Neurodegeneration in Huntington disease (HD) contributes to dopaminergic system dysfunction via the loss of striatal medium spiny neurons expressing dopamine receptors. Given the key role for ascorbic acid (vitamin C) in dopamine synthesis and neurotransmission, we investigated whether mild cellular ascorbate deficiency accelerates dopaminergic dysfunction in the development of HD pathology and behavioral deficits. YAC128 mice expressing mutant human huntingtin were crossed with SVCT2^+/− mice, which carry a heterozygous knockout of the sodium-dependent vitamin C transporter, to generate mice with approximately 30% decreased neuronal vitamin C as well as progressive changes in dopamine signaling.
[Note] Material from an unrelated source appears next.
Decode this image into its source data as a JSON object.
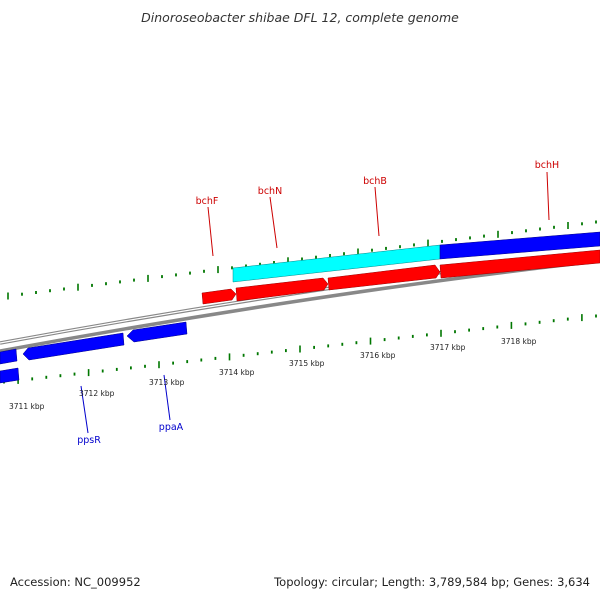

Behavioral and neurochemical outcomes were assessed at early disease stages. At 14 and 20 weeks, YAC128 and SVCT2^+/− YAC128 mice showed similar deficits in grip strength, locomotor activity, and rotarod performance compared to controls, suggesting modest ascorbate deficiency did not accelerate motor phenotypes. Gene expression analysis revealed six significantly upregulated genes in the striatum of SVCT2^+/− YAC128 mice, including those involved in dopamine synthesis, packaging, and transport. Notably, striatal dopamine and serotonin and their metabolites were decreased in both single mutant mouse lines (YAC128 and SVCT2^+/−) but without a compounding effect of the double mutation (SVCT2^+/− YAC128). These results indicate that while moderate ascorbate deficiency may not worsen early behavioral phenotypes in the YAC128 model, it does impact dopamine system regulation at the molecular level. These findings highlight the potential importance of ascorbate in modifying disease progression and suggest that humans with HD, who cannot synthesize ascorbate, may be particularly vulnerable to vitamin C deficiency effects on dopamine dynamics.